Specially cultivated apples were imported to Britain around the time of the Norman Conquest in 1066. These imports were cultivated in Europe and transported via France to Britain and it is believed that the variety of apple tree we know today as the Crab Tree Apple is a descendant of these early imported varieties.
An early pioneer of apple importation was Richard Harris a Royal fruiterer to Henry the VIII who imported varieties of apple trees from France and cultivated them in and round Kent in the 16th century. Later on, Victorian explorers introduced many other different varieties of apples to the British Isles. Many of these cultivars can stil bel found in the National Fruit Collection in Brogdale Kent, home to over 3,500 varieties of apples and other popular fruit.
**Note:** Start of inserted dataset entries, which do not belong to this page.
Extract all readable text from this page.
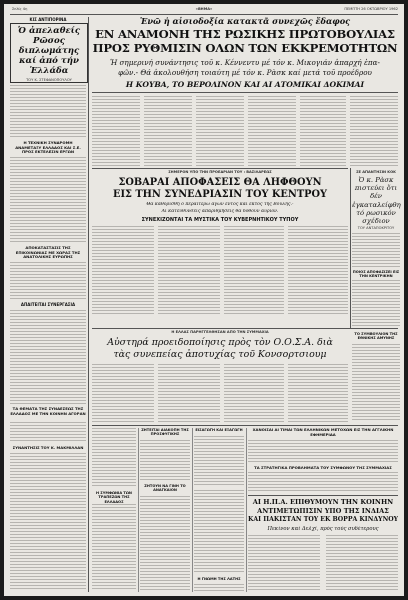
Σελίς 4η	«ΒΗΜΑ»	ΠΕΜΠΤΗ 26 ΟΚΤΩΒΡΙΟΥ 1962
ΚΙΣ ΑΝΤΙΠΟΡΙΝΑ
Ὁ ἀπελαθείς Ρῶσος διπλωμάτης καί ἀπό τήν Ἑλλάδα
ΤΟΥ Κ. ΣΤΕΦΑΝΟΠΟΥΛΟΥ
Η ΤΕΧΝΙΚΗ ΣΥΝΔΡΟΜΗ ΑΝΑΜΕΤΑΞΥ ΕΛΛΑΔΟΣ ΚΑΙ Σ.Ε. ΠΡΟΣ ΕΚΤΕΛΕΣΙΝ ΕΡΓΩΝ
ΑΠΟΚΑΤΑΣΤΑΣΙΣ ΤΗΣ ΕΠΙΚΟΙΝΩΝΙΑΣ ΜΕ ΧΩΡΑΣ ΤΗΣ ΑΝΑΤΟΛΙΚΗΣ ΕΥΡΩΠΗΣ
ΑΠΑΙΤΕΙΤΑΙ ΣΥΝΕΡΓΑΣΙΑ
ΤΑ ΘΕΜΑΤΑ ΤΗΣ ΣΥΝΔΕΣΕΩΣ ΤΗΣ ΕΛΛΑΔΟΣ ΜΕ ΤΗΝ ΚΟΙΝΗΝ ΑΓΟΡΑΝ
ΣΥΝΑΝΤΗΣΙΣ ΤΟΥ Κ. ΜΑΚΜΙΛΛΑΝ
Ἐνῶ ἡ αἰσιοδοξία κατακτᾶ συνεχῶς ἔδαφος
ΕΝ ΑΝΑΜΟΝΗ ΤΗΣ ΡΩΣΙΚΗΣ ΠΡΩΤΟΒΟΥΛΙΑΣ
ΠΡΟΣ ΡΥΘΜΙΣΙΝ ΟΛΩΝ ΤΩΝ ΕΚΚΡΕΜΟΤΗΤΩΝ
Ἡ σημερινή συνάντησις τοῦ κ. Κέννεντυ μέ τόν κ. Μικογιάν ἀπαρχή ἐπα-
φῶν.- Θά ἀκολουθήση τοιαύτη μέ τόν κ. Ρὰσκ καί μετά τοῦ προέδρου
Η ΚΟΥΒΑ, ΤΟ ΒΕΡΟΛΙΝΟΝ ΚΑΙ ΑΙ ΑΤΟΜΙΚΑΙ ΔΟΚΙΜΑΙ
ΣΗΜΕΡΟΝ ΥΠΟ ΤΗΝ ΠΡΟΕΔΡΙΑΝ ΤΟΥ : ΒΑΣΙΛΑΡΕΩΣ
ΣΟΒΑΡΑΙ ΑΠΟΦΑΣΕΙΣ ΘΑ ΛΗΦΘΟΥΝ
ΕΙΣ ΤΗΝ ΣΥΝΕΔΡΙΑΣΙΝ ΤΟΥ ΚΕΝΤΡΟΥ
Θά καθορισθῆ ὁ περαιτέρω ἀγὼν ἐντὸς καί ἐκτός τῆς Βουλῆς.-
Αἱ κατευθύνσεις ἀπαριθμήσεις θά δοθοῦν αὔριον.
ΣΥΝΕΧΙΖΟΝΤΑΙ ΤΑ ΜΥΣΤΙΚΑ ΤΟΥ ΚΥΒΕΡΝΗΤΙΚΟΥ ΤΥΠΟΥ
ΣΕ ΑΠΑΝΤΗΣΙΝ ΚΟΚ
Ὁ κ. Ρὰσκ πιστεύει ὅτι δέν ἐγκαταλείφθη τό ρωσικόν σχέδιον
ΤΟΥ ΑΝΤΑΠΟΚΡΙΤΟΥ
ΠΟΙΟΣ ΑΠΟΦΑΣΙΖΕΙ ΕΙΣ ΤΗΝ ΚΕΝΤΡΙΚΗΝ
Η ΕΛΛΑΣ ΠΑΡΗΓΓΕΛΘΗΣΑΝ ΑΠΟ ΤΗΝ ΣΥΜΜΑΧΙΑ
Αὐστηρά προειδοποίησις πρὸς τὸν Ο.Ο.Σ.Α. διὰ
τὰς συνεπείας ἀποτυχίας τοῦ Κονσορτσιουμ
ΤΟ ΣΥΜΒΟΥΛΙΟΝ ΤΗΣ ΕΘΝΙΚΗΣ ΑΜΥΝΗΣ
ΖΗΤΕΙΤΑΙ ΔΙΑΚΟΠΗ ΤΗΣ ΠΡΟΣΦΥΓΙΚΗΣ
ΕΙΣΑΓΩΓΗ ΚΑΙ ΕΞΑΓΩΓΗ	ΧΑΝΟΙΣΑΙ ΑΙ ΤΙΜΑΙ ΤΩΝ ΕΛΛΗΝΙΚΩΝ ΜΕΤΟΧΩΝ ΕΙΣ ΤΗΝ ΑΓΓΛΙΚΗΝ ΕΦΗΜΕΡΙΔΑ
ΤΑ ΣΤΡΑΤΗΓΙΚΑ ΠΡΟΒΛΗΜΑΤΑ ΤΟΥ ΣΥΜΦΩΝΟΥ ΤΗΣ ΣΥΜΜΑΧΙΑΣ
Η ΣΥΜΦΩΝΙΑ ΤΩΝ ΤΡΑΠΕΖΩΝ ΤΗΣ ΕΛΛΑΔΟΣ
ΖΗΤΟΥΝ ΝΑ ΓΙΝΗ ΤΟ ΑΝΑΓΚΑΙΟΝ
Η ΓΝΩΜΗ ΤΗΣ ΛΑΤΗΣ
ΑΙ Η.Π.Α. ΕΠΙΘΥΜΟΥΝ ΤΗΝ ΚΟΙΝΗΝ
ΑΝΤΙΜΕΤΩΠΙΣΙΝ ΥΠΟ ΤΗΣ ΙΝΔΙΑΣ
ΚΑΙ ΠΑΚΙΣΤΑΝ ΤΟΥ ΕΚ ΒΟΡΡΑ ΚΙΝΔΥΝΟΥ
Πεκίνον καί Δελχί, πρός τοὺς συδέτερους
Some interesting facts about apples:
• There are over 7500 known types of apple (known as cultivars)
• Cox's Orange Pippin is the most popular variety of apple in the UK, with the Braeburn coming a close second
• More than 75% of an average apple is made up of water
• China is the largest producer of apples having produced over 27 million tonnes in 2008 - six times more than the second largest producer the USA
• The science of studying tree fruits such as apples is known as Pomology
Today almost 70% of the apples eaten in the UK are imported from overseas with only 30% being locally grown. Many factors such as eating habits and strict quality control regulations in supermarkets mean that home grown apples rarely make it onto our supermarket shelves instead these apples are often used for apple juice production or are sold to local farm shops and delis.